Longo Lucas, Lima Thiago, Bila Maria Clara, Brogin João, Faber Jean
School of Medical Sciences, Federal Fluminense University - UFF, Niterói, Rio de Janeiro, Brazil.
Department of Mechanical Engineering, Universidade Estadual de São Paulo - UNESP, São Paulo, Brazil.
PLoS One. 2025 Apr 29;20(4):e0319641. doi: 10.1371/journal.pone.0319641. eCollection 2025.

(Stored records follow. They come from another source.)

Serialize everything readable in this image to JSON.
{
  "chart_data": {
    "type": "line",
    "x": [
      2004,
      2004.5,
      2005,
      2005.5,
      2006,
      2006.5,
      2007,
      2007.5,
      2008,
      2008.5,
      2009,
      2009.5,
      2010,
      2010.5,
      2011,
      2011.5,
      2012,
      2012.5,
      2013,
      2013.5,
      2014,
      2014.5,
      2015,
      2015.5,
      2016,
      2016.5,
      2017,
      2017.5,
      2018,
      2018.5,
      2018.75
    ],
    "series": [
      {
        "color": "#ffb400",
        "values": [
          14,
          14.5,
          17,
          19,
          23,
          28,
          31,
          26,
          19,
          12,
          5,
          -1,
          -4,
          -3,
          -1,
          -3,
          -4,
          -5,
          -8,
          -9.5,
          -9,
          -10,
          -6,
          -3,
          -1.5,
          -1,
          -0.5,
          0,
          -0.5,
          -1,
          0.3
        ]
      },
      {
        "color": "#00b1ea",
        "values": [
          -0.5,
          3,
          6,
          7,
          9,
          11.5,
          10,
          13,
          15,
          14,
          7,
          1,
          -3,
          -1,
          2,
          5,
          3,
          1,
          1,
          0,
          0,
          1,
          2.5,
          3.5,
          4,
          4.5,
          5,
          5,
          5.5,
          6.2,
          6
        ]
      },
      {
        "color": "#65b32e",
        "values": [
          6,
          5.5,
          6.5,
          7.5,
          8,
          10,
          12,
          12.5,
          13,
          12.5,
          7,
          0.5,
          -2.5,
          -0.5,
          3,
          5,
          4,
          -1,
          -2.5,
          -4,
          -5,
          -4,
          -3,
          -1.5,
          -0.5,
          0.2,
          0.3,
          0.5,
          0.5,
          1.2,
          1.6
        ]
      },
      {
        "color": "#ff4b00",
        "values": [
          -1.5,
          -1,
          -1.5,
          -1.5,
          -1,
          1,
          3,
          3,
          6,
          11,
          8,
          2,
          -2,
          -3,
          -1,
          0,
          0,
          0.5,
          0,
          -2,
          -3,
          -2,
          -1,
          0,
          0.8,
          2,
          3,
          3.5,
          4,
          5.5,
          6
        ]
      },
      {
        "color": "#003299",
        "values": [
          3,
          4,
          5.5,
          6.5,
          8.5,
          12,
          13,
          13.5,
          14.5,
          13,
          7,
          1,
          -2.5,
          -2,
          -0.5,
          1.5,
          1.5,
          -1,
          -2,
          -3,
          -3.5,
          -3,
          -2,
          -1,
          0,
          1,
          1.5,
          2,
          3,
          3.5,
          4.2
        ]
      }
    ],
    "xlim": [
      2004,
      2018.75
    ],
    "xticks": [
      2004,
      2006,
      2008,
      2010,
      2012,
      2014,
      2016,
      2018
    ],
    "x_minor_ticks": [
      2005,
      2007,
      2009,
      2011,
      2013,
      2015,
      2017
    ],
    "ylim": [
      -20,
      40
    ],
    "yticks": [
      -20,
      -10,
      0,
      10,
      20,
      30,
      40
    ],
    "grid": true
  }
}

The hippocampal formation is vital for processing memory, learning, and spatial navigation. Existing methods are obsolete to address new emerging questions as our understanding of hippocampal circuits and its connections advances. Hence, new techniques with an accessible approach for visualizing and understanding its inner connections and circuitry are needed. Research requires a quick update of textbooks and a better integration of new media to facilitate the teaching of these neural structures. For instance, pictures and diagrams are not enough to fully express the structural and functional effects that each neural circuit imparts. Computational models adapted to these diverse contexts might be a possible solution for such challenge. The construction of minimalist computational models can be an excellent alternative in teaching complex dynamics since they reduce the use of animal models, amplify and simplify structural relationships, promote quick and easy visualization, and uncover possible functional and structural interventions with an educational goal. This interactivity is crucial for a better understanding of the causal relationships between nuclei and neural circuits. Conversely, it is important that those models are simple enough so that any student, regardless of their mathematical background, can understand and manipulate features of interest. Further, software packages that do not require programming knowledge for its use are indispensable, even though this limitation also restricts the representations possible for study. Here, we demonstrate the use of Neuronify software, which uses simple functional representations of neurons and circuits. We represent the most important pathways and connections of the hippocampal formation by building an educational and a simplified models that shows the main known relations between the subregions [Cornu Ammonis (CA)1, CA2, CA3, and CA4], afferent and efferent nucleus (dentate gyrus and subiculum), the first also seeking to couple hippocampal neuroarchitecture, with posterior validation of both by application in an educational context.
海马结构对于处理记忆、学习和空间导航至关重要。随着我们对海马回路及其连接的理解不断深入,现有的方法已过时,无法解决新出现的问题。因此,需要新的技术,以一种易于理解的方式来可视化和理解其内部连接和电路。研究需要快速更新教科书,并更好地整合新媒体,以促进这些神经结构的教学。例如,图片和图表不足以充分表达每个神经回路所赋予的结构和功能效应。适用于这些不同情境的计算模型可能是应对此类挑战的一种解决方案。构建极简计算模型可能是教授复杂动力学的一个绝佳选择,因为它们减少了动物模型的使用,放大并简化了结构关系,促进了快速且易于理解的可视化,并揭示了具有教育目的的可能的功能和结构干预措施。这种交互性对于更好地理解核团与神经回路之间的因果关系至关重要。相反,这些模型要足够简单,以便任何学生,无论其数学背景如何,都能理解和操作感兴趣的特征,这一点很重要。此外,即使这种限制也限制了可供研究的表示方式,但使用时不需要编程知识的软件包是必不可少的。在这里,我们展示了Neuronify软件的使用,该软件使用神经元和电路的简单功能表示。我们通过构建一个教育模型和一个简化模型来表示海马结构的最重要通路和连接,该简化模型展示了各子区域[海马角(CA)1、CA2、CA3和CA4]、传入和传出核团(齿状回和海马下脚)之间的主要已知关系,第一个模型还试图将海马神经结构联系起来,并通过在教育背景中的应用对两者进行后续验证。